Lo miró. Un ligero sudor le cubría la frente, aunque Miri creía que el laboratorio
era un lugar fresco. Parecía conmocionado. Las cadenas de Miri incluían
movimientos sísmicos, los efectos de la adrenalina, la compresión de gases que
formaban la ignición que creaba las estrellas.
—¿Qué est-t-tán haciendo en el l-l-laboratorio? —le preguntó.

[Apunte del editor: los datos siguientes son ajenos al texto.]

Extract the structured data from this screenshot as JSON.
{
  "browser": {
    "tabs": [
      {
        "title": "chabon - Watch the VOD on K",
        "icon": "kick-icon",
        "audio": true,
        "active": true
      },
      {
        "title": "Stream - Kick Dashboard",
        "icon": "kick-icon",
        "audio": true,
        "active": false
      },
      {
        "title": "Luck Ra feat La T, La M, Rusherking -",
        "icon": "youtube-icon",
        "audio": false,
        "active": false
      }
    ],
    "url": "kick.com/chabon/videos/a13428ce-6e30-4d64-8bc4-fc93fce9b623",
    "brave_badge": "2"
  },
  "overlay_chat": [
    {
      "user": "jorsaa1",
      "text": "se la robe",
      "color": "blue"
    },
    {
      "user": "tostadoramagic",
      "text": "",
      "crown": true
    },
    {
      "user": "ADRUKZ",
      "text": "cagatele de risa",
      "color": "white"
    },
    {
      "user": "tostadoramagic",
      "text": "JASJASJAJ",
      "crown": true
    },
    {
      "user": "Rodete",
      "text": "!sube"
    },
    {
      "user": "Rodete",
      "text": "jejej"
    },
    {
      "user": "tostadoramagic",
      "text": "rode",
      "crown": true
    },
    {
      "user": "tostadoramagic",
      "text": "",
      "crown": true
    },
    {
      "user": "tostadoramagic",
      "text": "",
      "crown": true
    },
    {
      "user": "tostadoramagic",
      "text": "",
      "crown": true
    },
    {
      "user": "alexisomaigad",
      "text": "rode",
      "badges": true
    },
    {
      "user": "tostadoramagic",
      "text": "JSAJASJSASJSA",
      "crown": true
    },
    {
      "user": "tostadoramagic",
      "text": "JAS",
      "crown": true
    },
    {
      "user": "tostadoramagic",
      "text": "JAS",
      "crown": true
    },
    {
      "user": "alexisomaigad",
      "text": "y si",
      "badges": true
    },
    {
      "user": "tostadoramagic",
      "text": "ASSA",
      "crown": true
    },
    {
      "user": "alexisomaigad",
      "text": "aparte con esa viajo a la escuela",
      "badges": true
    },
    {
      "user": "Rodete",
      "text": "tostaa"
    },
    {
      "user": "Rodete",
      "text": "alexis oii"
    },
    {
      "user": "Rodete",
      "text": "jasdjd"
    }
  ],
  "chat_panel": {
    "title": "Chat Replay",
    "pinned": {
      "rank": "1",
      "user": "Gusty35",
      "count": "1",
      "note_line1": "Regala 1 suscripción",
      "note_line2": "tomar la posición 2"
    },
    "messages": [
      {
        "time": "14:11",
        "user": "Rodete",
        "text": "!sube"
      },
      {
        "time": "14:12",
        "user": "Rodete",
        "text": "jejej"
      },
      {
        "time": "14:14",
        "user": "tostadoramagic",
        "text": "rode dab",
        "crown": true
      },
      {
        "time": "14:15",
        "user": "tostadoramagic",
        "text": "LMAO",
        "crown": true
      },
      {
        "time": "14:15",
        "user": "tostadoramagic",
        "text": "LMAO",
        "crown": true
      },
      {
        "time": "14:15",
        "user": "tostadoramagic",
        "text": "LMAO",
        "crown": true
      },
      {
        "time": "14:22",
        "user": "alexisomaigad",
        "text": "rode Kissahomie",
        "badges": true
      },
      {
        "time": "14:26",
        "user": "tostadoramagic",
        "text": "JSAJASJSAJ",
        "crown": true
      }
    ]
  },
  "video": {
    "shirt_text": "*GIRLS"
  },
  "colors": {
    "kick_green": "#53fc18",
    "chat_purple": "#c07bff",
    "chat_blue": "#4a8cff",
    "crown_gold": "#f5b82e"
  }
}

Ricky Keller
sacudió la cabeza.
—¿Cuándo te unirás al Consejo? —le preguntó bruscamente.
—A l-l-los dieciséis. F-f-faltan dos años y dos m-m-meses.
Su padre sonrió, y esa sonrisa desplegó una cadena que volvió,
sorprendentemente, a una red de noticias de los Durmientes que ella había visto
varios meses antes y en la que no había vuelto a pensar: una historia, evidentemente
de ficción, de un libro místico primordial para varias religiones de los Durmientes.
Un hombre llamado Job había sido despojado de todas sus pertenencias sin que él
luchara por defenderse ni tramara nada para recuperarlas o reemplazarlas. Miri había
pensado que Job era un hombre débil, o estúpido, o ambas cosas, y había perdido
interés en la emisión antes de que ésta terminara. Pero ahora la sonrisa de su padre le
recordó el rostro resignado del actor. Sin embargo, todo lo que su padre dijo fue:
—Fantástico. Te necesitamos en el Consejo.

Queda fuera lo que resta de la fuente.